C’est l’histoire d’un vaisseau qui se crashe sur une planète inconnue comme le dernier des petits-gris dans le désert du Nevada avec pour tout équipage une unité M.Ark (pour Mission Ark 182) et un robot à tout faire : vous. Vous êtes envoyé récolter de quoi réparer Mark. Deux points d’attention : la planète est très hostile et dans une boucle temporelle.
Une défense sans fin
Expliquer le gameplay de Kritter ne prend que quelques lignes. Le vaisseau doit être défendu, les vagues d’ennemis arrivent une minute après que vous êtes sorti de la zone du vaisseau. Une minute que vous devrez mettre à profit pour explorer les environs pour nettoyer les camps ennemis et récupérer ressources et bonus. Une minute que vous pourrez mettre à profit pour explorer et collecter ressources et bonus avec vos 2 pouvoirs et votre dash en ayant choisi une des 4 classes disponibles qui ont chacune une attaque différente. Des classes assez bien équilibrées même si l’ingénieur et le ninja ont eu notre préférence.
Une fois cette minute passée, le jeu d’action se transforme (un peu) en Tower Defense.

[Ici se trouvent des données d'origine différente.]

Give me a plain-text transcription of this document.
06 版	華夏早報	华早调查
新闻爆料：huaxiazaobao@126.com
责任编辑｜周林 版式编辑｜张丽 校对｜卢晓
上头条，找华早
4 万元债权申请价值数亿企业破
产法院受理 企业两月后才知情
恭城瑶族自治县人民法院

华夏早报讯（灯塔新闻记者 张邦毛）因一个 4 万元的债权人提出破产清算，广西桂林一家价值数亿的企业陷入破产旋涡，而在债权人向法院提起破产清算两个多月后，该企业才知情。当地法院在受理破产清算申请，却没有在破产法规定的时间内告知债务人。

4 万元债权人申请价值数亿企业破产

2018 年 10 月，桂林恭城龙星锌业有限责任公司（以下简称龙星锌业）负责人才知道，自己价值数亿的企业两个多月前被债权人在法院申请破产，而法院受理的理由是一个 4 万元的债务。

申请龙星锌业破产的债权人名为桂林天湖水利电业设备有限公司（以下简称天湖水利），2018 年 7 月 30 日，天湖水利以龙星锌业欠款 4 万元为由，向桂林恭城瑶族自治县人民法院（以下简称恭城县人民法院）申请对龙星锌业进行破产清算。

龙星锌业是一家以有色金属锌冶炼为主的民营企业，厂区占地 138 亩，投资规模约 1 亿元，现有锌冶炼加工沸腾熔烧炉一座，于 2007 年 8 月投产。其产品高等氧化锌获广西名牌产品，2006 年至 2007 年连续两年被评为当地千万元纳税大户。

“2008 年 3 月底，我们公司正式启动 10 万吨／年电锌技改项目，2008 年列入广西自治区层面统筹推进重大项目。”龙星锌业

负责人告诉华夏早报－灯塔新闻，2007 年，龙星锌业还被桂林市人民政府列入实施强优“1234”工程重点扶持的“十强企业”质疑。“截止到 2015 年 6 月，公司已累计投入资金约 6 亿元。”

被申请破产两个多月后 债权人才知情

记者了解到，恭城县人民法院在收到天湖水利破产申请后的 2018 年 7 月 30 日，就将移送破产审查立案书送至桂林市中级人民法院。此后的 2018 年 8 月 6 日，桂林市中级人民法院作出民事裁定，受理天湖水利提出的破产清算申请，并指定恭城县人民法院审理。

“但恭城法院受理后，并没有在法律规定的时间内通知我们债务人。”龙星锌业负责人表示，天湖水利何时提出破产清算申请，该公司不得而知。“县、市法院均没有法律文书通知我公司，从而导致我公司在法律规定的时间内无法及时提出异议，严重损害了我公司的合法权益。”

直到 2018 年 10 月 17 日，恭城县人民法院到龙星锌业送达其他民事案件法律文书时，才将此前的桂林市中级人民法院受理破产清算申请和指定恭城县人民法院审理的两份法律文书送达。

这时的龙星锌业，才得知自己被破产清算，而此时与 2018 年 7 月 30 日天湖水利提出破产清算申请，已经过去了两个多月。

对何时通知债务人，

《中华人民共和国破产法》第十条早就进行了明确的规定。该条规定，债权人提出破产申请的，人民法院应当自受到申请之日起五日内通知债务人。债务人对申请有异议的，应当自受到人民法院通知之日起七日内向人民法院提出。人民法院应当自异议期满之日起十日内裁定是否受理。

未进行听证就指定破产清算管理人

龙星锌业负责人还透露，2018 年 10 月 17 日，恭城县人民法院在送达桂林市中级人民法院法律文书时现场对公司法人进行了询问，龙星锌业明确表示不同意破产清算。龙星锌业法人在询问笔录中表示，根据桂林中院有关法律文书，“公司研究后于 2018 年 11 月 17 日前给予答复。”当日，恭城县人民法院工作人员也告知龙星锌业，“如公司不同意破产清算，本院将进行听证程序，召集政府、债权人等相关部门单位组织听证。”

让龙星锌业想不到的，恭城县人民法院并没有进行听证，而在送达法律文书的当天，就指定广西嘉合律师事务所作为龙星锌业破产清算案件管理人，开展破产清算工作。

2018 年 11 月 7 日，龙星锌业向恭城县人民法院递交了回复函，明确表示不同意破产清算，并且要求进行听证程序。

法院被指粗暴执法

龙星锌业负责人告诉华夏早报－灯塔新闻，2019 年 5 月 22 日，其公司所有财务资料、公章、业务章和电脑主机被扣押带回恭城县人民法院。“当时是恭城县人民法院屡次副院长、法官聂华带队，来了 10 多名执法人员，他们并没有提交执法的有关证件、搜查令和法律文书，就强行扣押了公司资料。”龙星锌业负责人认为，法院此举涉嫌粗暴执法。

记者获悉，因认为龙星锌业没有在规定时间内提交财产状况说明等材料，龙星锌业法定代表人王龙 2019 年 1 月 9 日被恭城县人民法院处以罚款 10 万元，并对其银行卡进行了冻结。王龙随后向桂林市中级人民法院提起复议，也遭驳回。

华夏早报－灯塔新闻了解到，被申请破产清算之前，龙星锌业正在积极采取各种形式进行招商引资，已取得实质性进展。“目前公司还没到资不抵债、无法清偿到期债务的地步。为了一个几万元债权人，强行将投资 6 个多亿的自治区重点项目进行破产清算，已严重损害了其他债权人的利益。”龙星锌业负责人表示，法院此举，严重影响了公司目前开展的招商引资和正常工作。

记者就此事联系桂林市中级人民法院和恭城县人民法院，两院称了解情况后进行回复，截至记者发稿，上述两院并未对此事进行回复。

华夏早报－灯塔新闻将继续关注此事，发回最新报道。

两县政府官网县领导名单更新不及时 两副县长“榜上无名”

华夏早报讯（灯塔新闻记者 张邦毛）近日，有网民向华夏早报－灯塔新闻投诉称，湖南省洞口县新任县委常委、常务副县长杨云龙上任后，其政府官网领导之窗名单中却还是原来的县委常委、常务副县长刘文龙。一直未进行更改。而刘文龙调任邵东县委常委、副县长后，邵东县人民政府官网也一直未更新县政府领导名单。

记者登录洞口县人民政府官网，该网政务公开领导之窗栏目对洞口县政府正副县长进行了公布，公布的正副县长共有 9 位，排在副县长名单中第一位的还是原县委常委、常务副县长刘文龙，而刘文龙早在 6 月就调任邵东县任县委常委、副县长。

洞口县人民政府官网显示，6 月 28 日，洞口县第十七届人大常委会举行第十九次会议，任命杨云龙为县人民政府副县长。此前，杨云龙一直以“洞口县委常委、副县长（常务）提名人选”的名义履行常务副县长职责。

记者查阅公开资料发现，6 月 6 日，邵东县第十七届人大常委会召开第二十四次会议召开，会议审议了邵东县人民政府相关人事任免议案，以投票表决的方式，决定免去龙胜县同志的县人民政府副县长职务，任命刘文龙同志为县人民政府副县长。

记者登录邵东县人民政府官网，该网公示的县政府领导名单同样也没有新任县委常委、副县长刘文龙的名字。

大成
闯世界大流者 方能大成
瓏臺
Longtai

En cas de mort prématurée, vous serez cloné en quelques secondes, un temps perdu qui pourrait être fatal à votre stratégie de farming ou à votre M.Ark. Certaines vagues auront un lieutenant ennemi comme renfort et une fois le dernier lieutenant abattu, le boss de la zone. Et chaque vague sera notée (S, A, B) et vous donnera des ressources en fonction de la note et un choix parmi trois passifs. La composition des ennemis varie selon votre avancée (petites crottes à 2 PV, artillerie, kamikazes,…), le tout en thème avec le biome dans lequel vous êtes.
En cas de destruction de/du M.ark : activation de la boucle temporelle, retour à la base, achat de compétences (surtout axées sur la protection de M.Ark) et on retourne à la bagarre. Plusieurs actes (ou biomes) sont de la partie mais ne rêvez pas, à chaque mort, on retourne au tout début (et là ça frustre un peu).
Le tout se contrôle assez bien à la manette ou au clavier, mais après quelques parties, on se demande s’il y a une stratégie à établir ou si le jeu ne compte que sur la chance des loots pour nous faire progresser plus ou moins facilement.
Le sarcasme est de la partie
Ce qui marque le plus dans les premiers instants de Kritter, c’est son ton sarcastique, ses remarques ironiques, comme lorsqu’on relance une partie et que M.Ark nous lance un : « on pourra pas faire pire que la dernière fois ». Un ton qui va nous accompagner tout du long, dans les réussites, comme dans les échecs et même dans les échanges avec les boss. On est dans un jeu qui ne se prend pas très au sérieux et qui arrive à le faire sérieusement.
Un ton qu’on pourra partager avec ses amis puisque Kritter peut se challenger en coop local ou distanciel. Mais il faudra partager un code de partie, pas de moyen d’en trouver une directement avec des inconnus.
Et de l’aide sera bienvenue tant Kritter n’est pas simple car en plus d’une adversité assez musclée et d’un chronomètre qui joue en votre défaveur, votre Kritter possède un éventail de stats qui se cache derrière une esthétique bon enfant et un ton humoristique prononcé. On aura même droit à un petit twist final de bon aloi.
Le (mini) point technique
Nous avons pu jouer avec une version pré sortie, une version qui embarque quelques bugs gênants ayant tous la même origine les collisions. Que ce soient des angles de caméra un peu malheureux dans le premier et le troisième acte, votre personnage qui se retrouve « ensablé » dans le sol et ne peut ramasser les bonus eux-même « ensablés », des structures qu’on ne peut upgrader dans l’acte 3 (les murs) ou encore des projectiles ennemis pour lesquels les murs sont anecdotiques, il y a de quoi faire rater une run, même en mode découverte.
On se doit d’en parler même si ceux-ci devraient être corrigés à court terme.
Le doublage français (les devs sont de Roubaix) a été fait avec peu de moyens semble-t-il, et disons simplement que doubleur c’est un métier.
Kritter est une petite réussite, un jeu qui donne envie d’y retourner au ton humoristique très présent tout au long de l’aventure que ce soient dans les dialogues, les boss et la narration. L’adversité est très diversifiée d’actes en actes, mais restent quelques bugs un peu gênants dans la version du test et une frustration que d’autres jeu du genre n’ont pas forcément en cas de game over.